Le Quattro Volte (Michelangelo Frammartino) The better of the two "silent" films of the year, simple and often very funny.
Tuesday, After Christmas (Radu Muntean) Adultery, separation, nary a false beat.
Poetry (Lee Chang-dong) A lovely tale of how creativity can elevate a soul.
Shame (Steve McQueen) Sears the mind, doesn't go away.
Pina (Wim Wenders) For a Pina Bausch fan, a great souvenir, and more great 3D.
Young Adult (Jason Reitman) All involved extend their range in the film equivalent of a tart short story.
Margin Call (J.C. Chandor) An exceptional debut, the economic meltdown in gripping miniature.
Moneyball (Bennett Miller) Makes fine entertainment out of a numbers game.
My Joy (Sergei Loznitsa) So breathtaking as cinema and so grim as a picture of modern Russia.
Warrior (Gavin O'Connor) A gritty portrait of desperate straits in the guise of a sports melodrama.
Another Earth (Mike Cahill) One of the year's craftiest and most original independent debuts.
Rango (Gore Verbinski) A director escapes the Caribbean and makes the year's best animated film.

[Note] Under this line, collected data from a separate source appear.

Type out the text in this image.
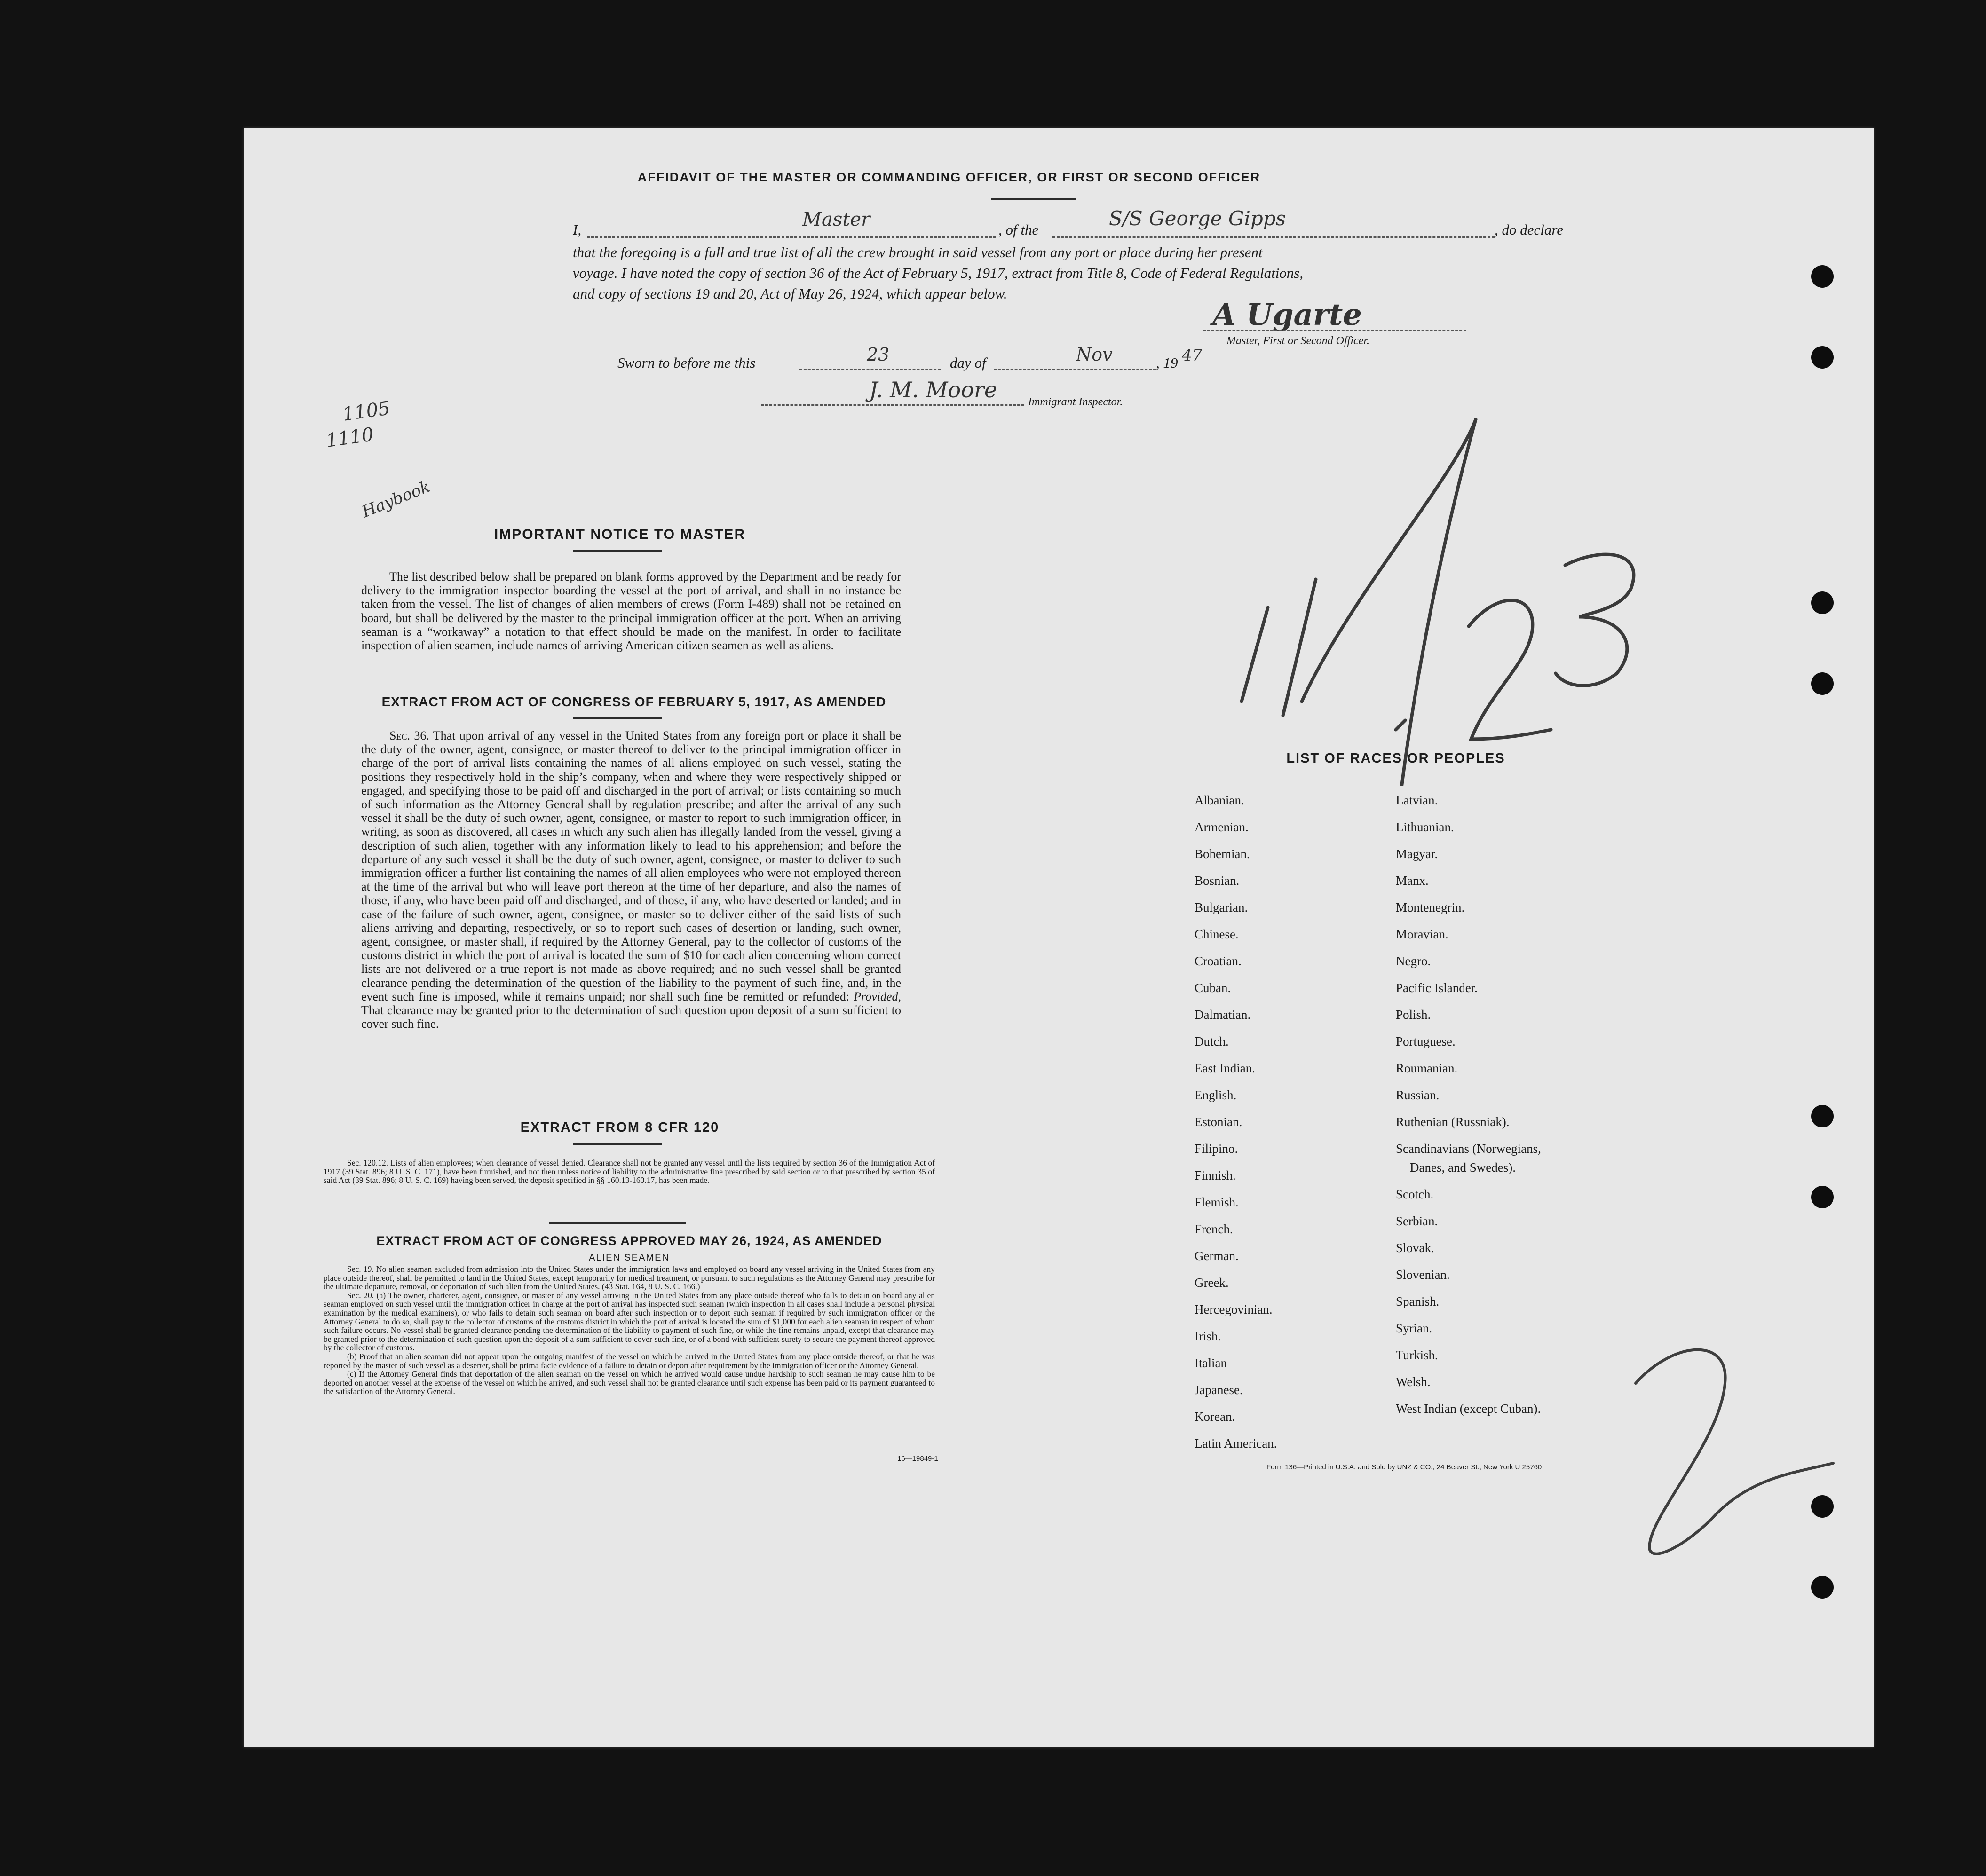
AFFIDAVIT OF THE MASTER OR COMMANDING OFFICER, OR FIRST OR SECOND OFFICER
I,	Master	, of the	S/S George Gipps	, do declare
that the foregoing is a full and true list of all the crew brought in said vessel from any port or place during her present
voyage. I have noted the copy of section 36 of the Act of February 5, 1917, extract from Title 8, Code of Federal Regulations,
and copy of sections 19 and 20, Act of May 26, 1924, which appear below.
A Ugarte
Master, First or Second Officer.
Sworn to before me this	23	day of	Nov	, 19 47
J. M. Moore	Immigrant Inspector.
1105
1110
Haybook
IMPORTANT NOTICE TO MASTER
The list described below shall be prepared on blank forms approved by the Department and be ready for delivery to the immigration inspector boarding the vessel at the port of arrival, and shall in no instance be taken from the vessel. The list of changes of alien members of crews (Form I-489) shall not be retained on board, but shall be delivered by the master to the principal immigration officer at the port. When an arriving seaman is a “workaway” a notation to that effect should be made on the manifest. In order to facilitate inspection of alien seamen, include names of arriving American citizen seamen as well as aliens.
EXTRACT FROM ACT OF CONGRESS OF FEBRUARY 5, 1917, AS AMENDED
Sec. 36. That upon arrival of any vessel in the United States from any foreign port or place it shall be the duty of the owner, agent, consignee, or master thereof to deliver to the principal immigration officer in charge of the port of arrival lists containing the names of all aliens employed on such vessel, stating the positions they respectively hold in the ship’s company, when and where they were respectively shipped or engaged, and specifying those to be paid off and discharged in the port of arrival; or lists containing so much of such information as the Attorney General shall by regulation prescribe; and after the arrival of any such vessel it shall be the duty of such owner, agent, consignee, or master to report to such immigration officer, in writing, as soon as discovered, all cases in which any such alien has illegally landed from the vessel, giving a description of such alien, together with any information likely to lead to his apprehension; and before the departure of any such vessel it shall be the duty of such owner, agent, consignee, or master to deliver to such immigration officer a further list containing the names of all alien employees who were not employed thereon at the time of the arrival but who will leave port thereon at the time of her departure, and also the names of those, if any, who have been paid off and discharged, and of those, if any, who have deserted or landed; and in case of the failure of such owner, agent, consignee, or master so to deliver either of the said lists of such aliens arriving and departing, respectively, or so to report such cases of desertion or landing, such owner, agent, consignee, or master shall, if required by the Attorney General, pay to the collector of customs of the customs district in which the port of arrival is located the sum of $10 for each alien concerning whom correct lists are not delivered or a true report is not made as above required; and no such vessel shall be granted clearance pending the determination of the question of the liability to the payment of such fine, and, in the event such fine is imposed, while it remains unpaid; nor shall such fine be remitted or refunded: Provided, That clearance may be granted prior to the determination of such question upon deposit of a sum sufficient to cover such fine.
EXTRACT FROM 8 CFR 120
Sec. 120.12. Lists of alien employees; when clearance of vessel denied. Clearance shall not be granted any vessel until the lists required by section 36 of the Immigration Act of 1917 (39 Stat. 896; 8 U. S. C. 171), have been furnished, and not then unless notice of liability to the administrative fine prescribed by said section or to that prescribed by section 35 of said Act (39 Stat. 896; 8 U. S. C. 169) having been served, the deposit specified in §§ 160.13-160.17, has been made.
EXTRACT FROM ACT OF CONGRESS APPROVED MAY 26, 1924, AS AMENDED
ALIEN SEAMEN
Sec. 19. No alien seaman excluded from admission into the United States under the immigration laws and employed on board any vessel arriving in the United States from any place outside thereof, shall be permitted to land in the United States, except temporarily for medical treatment, or pursuant to such regulations as the Attorney General may prescribe for the ultimate departure, removal, or deportation of such alien from the United States. (43 Stat. 164, 8 U. S. C. 166.)
Sec. 20. (a) The owner, charterer, agent, consignee, or master of any vessel arriving in the United States from any place outside thereof who fails to detain on board any alien seaman employed on such vessel until the immigration officer in charge at the port of arrival has inspected such seaman (which inspection in all cases shall include a personal physical examination by the medical examiners), or who fails to detain such seaman on board after such inspection or to deport such seaman if required by such immigration officer or the Attorney General to do so, shall pay to the collector of customs of the customs district in which the port of arrival is located the sum of $1,000 for each alien seaman in respect of whom such failure occurs. No vessel shall be granted clearance pending the determination of the liability to payment of such fine, or while the fine remains unpaid, except that clearance may be granted prior to the determination of such question upon the deposit of a sum sufficient to cover such fine, or of a bond with sufficient surety to secure the payment thereof approved by the collector of customs.
(b) Proof that an alien seaman did not appear upon the outgoing manifest of the vessel on which he arrived in the United States from any place outside thereof, or that he was reported by the master of such vessel as a deserter, shall be prima facie evidence of a failure to detain or deport after requirement by the immigration officer or the Attorney General.
(c) If the Attorney General finds that deportation of the alien seaman on the vessel on which he arrived would cause undue hardship to such seaman he may cause him to be deported on another vessel at the expense of the vessel on which he arrived, and such vessel shall not be granted clearance until such expense has been paid or its payment guaranteed to the satisfaction of the Attorney General.
16—19849-1
LIST OF RACES OR PEOPLES
Albanian.
Armenian.
Bohemian.
Bosnian.
Bulgarian.
Chinese.
Croatian.
Cuban.
Dalmatian.
Dutch.
East Indian.
English.
Estonian.
Filipino.
Finnish.
Flemish.
French.
German.
Greek.
Hercegovinian.
Irish.
Italian
Japanese.
Korean.
Latin American.
Latvian.
Lithuanian.
Magyar.
Manx.
Montenegrin.
Moravian.
Negro.
Pacific Islander.
Polish.
Portuguese.
Roumanian.
Russian.
Ruthenian (Russniak).
Scandinavians (Norwegians,
Danes, and Swedes).
Scotch.
Serbian.
Slovak.
Slovenian.
Spanish.
Syrian.
Turkish.
Welsh.
West Indian (except Cuban).
Form 136—Printed in U.S.A. and Sold by UNZ & CO., 24 Beaver St., New York U 25760
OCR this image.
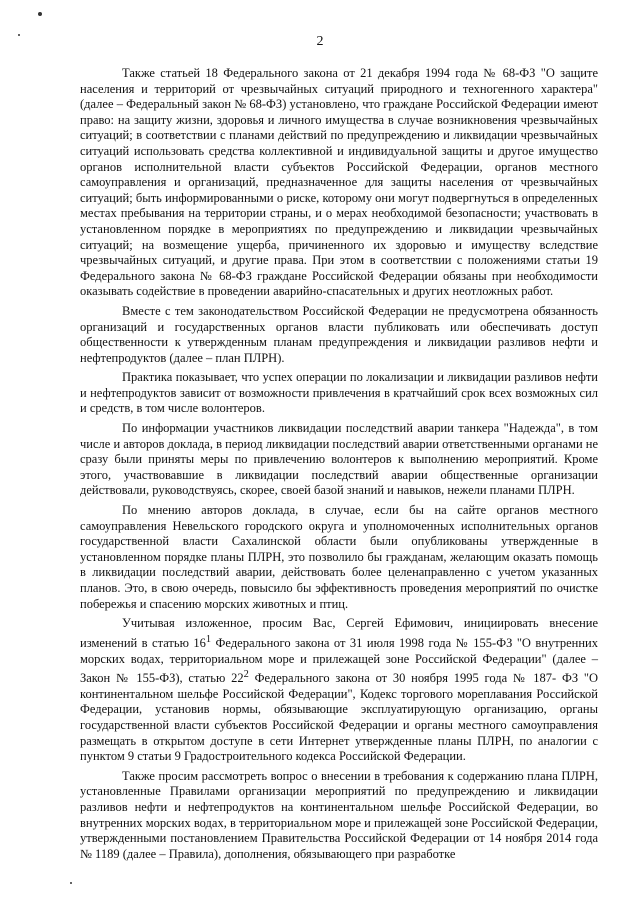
2

Также статьей 18 Федерального закона от 21 декабря 1994 года № 68-ФЗ "О защите населения и территорий от чрезвычайных ситуаций природного и техногенного характера" (далее – Федеральный закон № 68-ФЗ) установлено, что граждане Российской Федерации имеют право: на защиту жизни, здоровья и личного имущества в случае возникновения чрезвычайных ситуаций; в соответствии с планами действий по предупреждению и ликвидации чрезвычайных ситуаций использовать средства коллективной и индивидуальной защиты и другое имущество органов исполнительной власти субъектов Российской Федерации, органов местного самоуправления и организаций, предназначенное для защиты населения от чрезвычайных ситуаций; быть информированными о риске, которому они могут подвергнуться в определенных местах пребывания на территории страны, и о мерах необходимой безопасности; участвовать в установленном порядке в мероприятиях по предупреждению и ликвидации чрезвычайных ситуаций; на возмещение ущерба, причиненного их здоровью и имуществу вследствие чрезвычайных ситуаций, и другие права. При этом в соответствии с положениями статьи 19 Федерального закона № 68-ФЗ граждане Российской Федерации обязаны при необходимости оказывать содействие в проведении аварийно-спасательных и других неотложных работ.

Вместе с тем законодательством Российской Федерации не предусмотрена обязанность организаций и государственных органов власти публиковать или обеспечивать доступ общественности к утвержденным планам предупреждения и ликвидации разливов нефти и нефтепродуктов (далее – план ПЛРН).

Практика показывает, что успех операции по локализации и ликвидации разливов нефти и нефтепродуктов зависит от возможности привлечения в кратчайший срок всех возможных сил и средств, в том числе волонтеров.

По информации участников ликвидации последствий аварии танкера "Надежда", в том числе и авторов доклада, в период ликвидации последствий аварии ответственными органами не сразу были приняты меры по привлечению волонтеров к выполнению мероприятий. Кроме этого, участвовавшие в ликвидации последствий аварии общественные организации действовали, руководствуясь, скорее, своей базой знаний и навыков, нежели планами ПЛРН.

По мнению авторов доклада, в случае, если бы на сайте органов местного самоуправления Невельского городского округа и уполномоченных исполнительных органов государственной власти Сахалинской области были опубликованы утвержденные в установленном порядке планы ПЛРН, это позволило бы гражданам, желающим оказать помощь в ликвидации последствий аварии, действовать более целенаправленно с учетом указанных планов. Это, в свою очередь, повысило бы эффективность проведения мероприятий по очистке побережья и спасению морских животных и птиц.

Учитывая изложенное, просим Вас, Сергей Ефимович, инициировать внесение изменений в статью $16^1$ Федерального закона от 31 июля 1998 года № 155-ФЗ "О внутренних морских водах, территориальном море и прилежащей зоне Российской Федерации" (далее – Закон № 155-ФЗ), статью $22^2$ Федерального закона от 30 ноября 1995 года № 187- ФЗ "О континентальном шельфе Российской Федерации", Кодекс торгового мореплавания Российской Федерации, установив нормы, обязывающие эксплуатирующую организацию, органы государственной власти субъектов Российской Федерации и органы местного самоуправления размещать в открытом доступе в сети Интернет утвержденные планы ПЛРН, по аналогии с пунктом 9 статьи 9 Градостроительного кодекса Российской Федерации.

Также просим рассмотреть вопрос о внесении в требования к содержанию плана ПЛРН, установленные Правилами организации мероприятий по предупреждению и ликвидации разливов нефти и нефтепродуктов на континентальном шельфе Российской Федерации, во внутренних морских водах, в территориальном море и прилежащей зоне Российской Федерации, утвержденными постановлением Правительства Российской Федерации от 14 ноября 2014 года № 1189 (далее – Правила), дополнения, обязывающего при разработке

Bellflower (Evan Glodell) A homemade movie that seethes, sweats, bleeds and bursts creativity.
The Guard (John Michael McDonagh) Great rude dialogue, great rude Brendan Gleeson.
The Artist (Michel Hazanavicius) A charming tale of the last days of silent Hollywood filmmaking, cleverly done in the language of the time.
Bridesmaids (Paul Feig) The gross-outs seemed out of place, but all else was aces in this down-to-earth comedy.
Jane Eyre (Cary Joji Fukunaga) A fine, rigorous adaptation of the perennial.
Like Crazy (Drake Doremus) Felicity Jones, the find of the year, made a simple love story come vibrantly alive.
Harry Potter and the Deathly Hallows Part 2 (David Yates) It ends very well.
Martha Marcy May Marlene (Sean Durkin) Absorbingly creepy, coldly shot like a European art film.
Win Win (Tom McCarthy) A flawed man trying to do the right thing and touchingly managing it.
J. Edgar (Clint Eastwood) Problems and all, it stays in the mind.
Midnight in Paris (Woody Allen) Minor Woody, but who hasn't thought about going back to mingle with the legends of the past, when things were better, right?
Margaret (Kenneth Lonergan) The lost cause of the year, now almost a period piece, which implodes in the second half but still has more meat on its bones than many other films.